Throughout my career, I have been hired by more single women and more lesbian couples than I have been hired by single men or gay male couples. Yet, the overwhelming majority of house buyers are still couples — be they straight or gay, married or not.
The NAR statistics are accurate, I am sure. However, I find their analysis a bit outdated. I realize they used some links to show some facts before they went all retro and sexist on me. NAR author Lisa Wirthman gives us five reasons why women are buying. She starts out fact-based and then goes downhill into a conclusion that I just can’t adopt.
More single women buy houses than single men. That’s a fact. I see it every day. Here’s NAR’s reasons why:
1. Women are marrying later than they used to. Yes, they do. But so do men. Women are buying houses before marriage according to a 2006 study. Yes, they are. But, the study sited is from 2006, so this trend is ten years old, or so.
2. Since 1974, discrimination against unmarried borrowers has been against the law. Yes it is, but that has been so since the 1970s.
3. Women are making more money now. (There’s no link to support this; there is a quote from American Demographics Magazine, which went out of business in 2004.) Yes, women are making more money than they used to, compared to men. Yes, that is probably true. So, why are they buying houses? Men still make more money than women and they are less likely to buy a house.
4. Women head households with children, whether they are married or not. 60 percent of households with children have women as the primary breadwinner. Yes, that is probably so (although the data is from American Demographics.) There are some unsupported trends that I also believe to be true: women live longer, women are more likely to live with children.

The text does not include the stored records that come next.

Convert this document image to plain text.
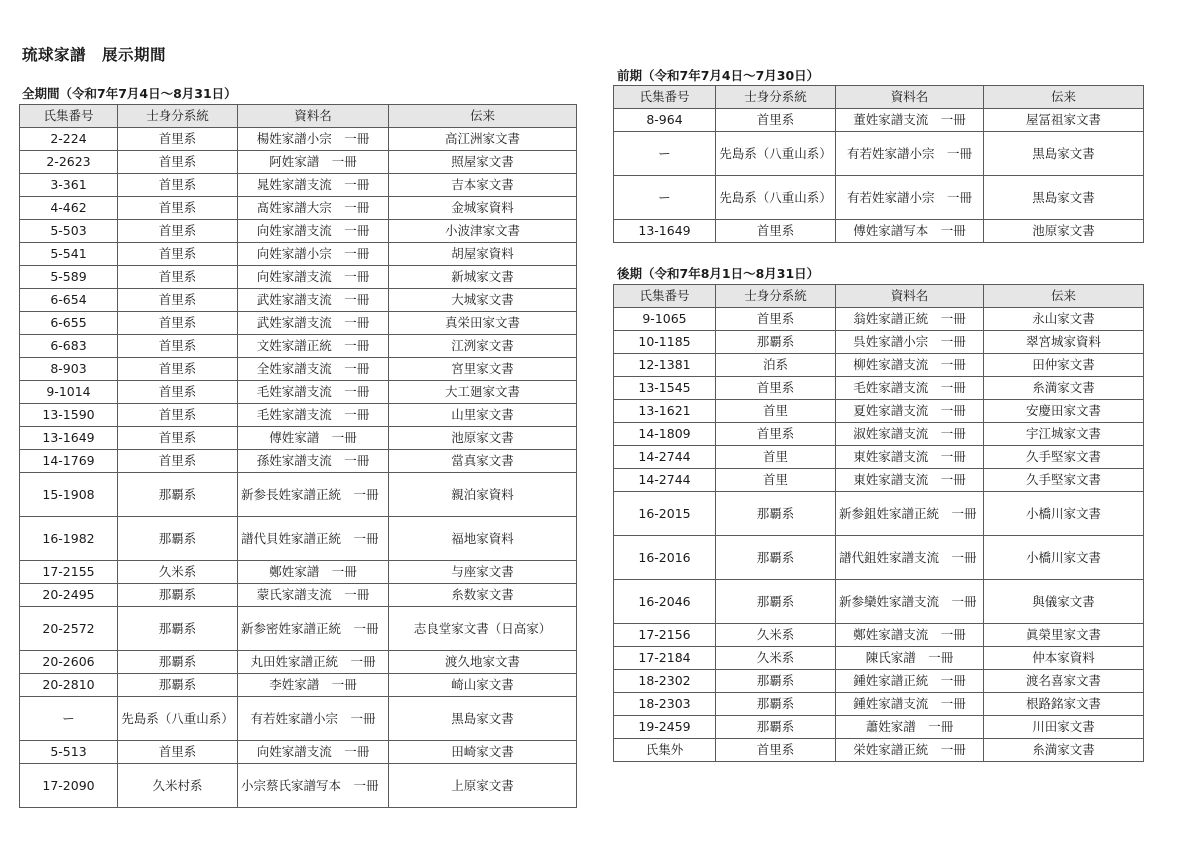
琉球家譜　展示期間
全期間（令和7年7月4日～8月31日）
氏集番号	士身分系統	資料名	伝来
2-224	首里系	楊姓家譜小宗　一冊	高江洲家文書
2-2623	首里系	阿姓家譜　一冊	照屋家文書
3-361	首里系	晁姓家譜支流　一冊	吉本家文書
4-462	首里系	髙姓家譜大宗　一冊	金城家資料
5-503	首里系	向姓家譜支流　一冊	小波津家文書
5-541	首里系	向姓家譜小宗　一冊	胡屋家資料
5-589	首里系	向姓家譜支流　一冊	新城家文書
6-654	首里系	武姓家譜支流　一冊	大城家文書
6-655	首里系	武姓家譜支流　一冊	真栄田家文書
6-683	首里系	文姓家譜正統　一冊	江洌家文書
8-903	首里系	全姓家譜支流　一冊	宮里家文書
9-1014	首里系	毛姓家譜支流　一冊	大工廻家文書
13-1590	首里系	毛姓家譜支流　一冊	山里家文書
13-1649	首里系	傅姓家譜　一冊	池原家文書
14-1769	首里系	孫姓家譜支流　一冊	當真家文書
15-1908	那覇系	新参長姓家譜正統　一冊	親泊家資料
16-1982	那覇系	譜代貝姓家譜正統　一冊	福地家資料
17-2155	久米系	鄭姓家譜　一冊	与座家文書
20-2495	那覇系	蒙氏家譜支流　一冊	糸数家文書
20-2572	那覇系	新参密姓家譜正統　一冊	志良堂家文書（日高家）
20-2606	那覇系	丸田姓家譜正統　一冊	渡久地家文書
20-2810	那覇系	李姓家譜　一冊	崎山家文書
ー	先島系（八重山系）	有若姓家譜小宗　一冊	黒島家文書
5-513	首里系	向姓家譜支流　一冊	田崎家文書
17-2090	久米村系	小宗蔡氏家譜写本　一冊	上原家文書
前期（令和7年7月4日～7月30日）
氏集番号	士身分系統	資料名	伝来
8-964	首里系	董姓家譜支流　一冊	屋冨祖家文書
ー	先島系（八重山系）	有若姓家譜小宗　一冊	黒島家文書
ー	先島系（八重山系）	有若姓家譜小宗　一冊	黒島家文書
13-1649	首里系	傅姓家譜写本　一冊	池原家文書
後期（令和7年8月1日～8月31日）
氏集番号	士身分系統	資料名	伝来
9-1065	首里系	翁姓家譜正統　一冊	永山家文書
10-1185	那覇系	呉姓家譜小宗　一冊	翠宮城家資料
12-1381	泊系	柳姓家譜支流　一冊	田仲家文書
13-1545	首里系	毛姓家譜支流　一冊	糸満家文書
13-1621	首里	夏姓家譜支流　一冊	安慶田家文書
14-1809	首里系	淑姓家譜支流　一冊	宇江城家文書
14-2744	首里	東姓家譜支流　一冊	久手堅家文書
14-2744	首里	東姓家譜支流　一冊	久手堅家文書
16-2015	那覇系	新参鉏姓家譜正統　一冊	小橋川家文書
16-2016	那覇系	譜代鉏姓家譜支流　一冊	小橋川家文書
16-2046	那覇系	新参欒姓家譜支流　一冊	與儀家文書
17-2156	久米系	鄭姓家譜支流　一冊	眞榮里家文書
17-2184	久米系	陳氏家譜　一冊	仲本家資料
18-2302	那覇系	鍾姓家譜正統　一冊	渡名喜家文書
18-2303	那覇系	鍾姓家譜支流　一冊	根路銘家文書
19-2459	那覇系	蕭姓家譜　一冊	川田家文書
氏集外	首里系	栄姓家譜正統　一冊	糸満家文書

5. Women buy houses; men buy other consumer items until they “settle down.” There is no supporting evidence for this. OK, that’s where NAR sounds like the sequel to Mad Men.
In section five, the author is drawing on old, and I believe outdated, models of household formation. Just like marriage is not defined as the legal union of a man and woman for the purposes of begetting children. I believe that household formation is created by an interest in having a house for children, and/or a host of other motivations. It is a personal decision that one makes — whether married, coupled, or single — when one has the economic ability to do so.
I wonder what the real motives for household formation are. Children are one, for sure. But, in my practice, many households are formed by men and women who have no intention of raising children in those households.
They buy for economic reasons; over the long run, housing is a good investment. A house or condo is an investment that has the utility of being a place to live instead of being just a figure in the brokerage account. In some cases, it is cheaper to buy a condo than to rent one.
They buy for emotional reasons: to own a house provides control of one’s living environment. People bullied by landlords, or frustrated with the inability to change a rented space into a nicer space, choose to buy. Owning one’s house has emotional association of being successful, mature, responsible, and other positive, adult virtues.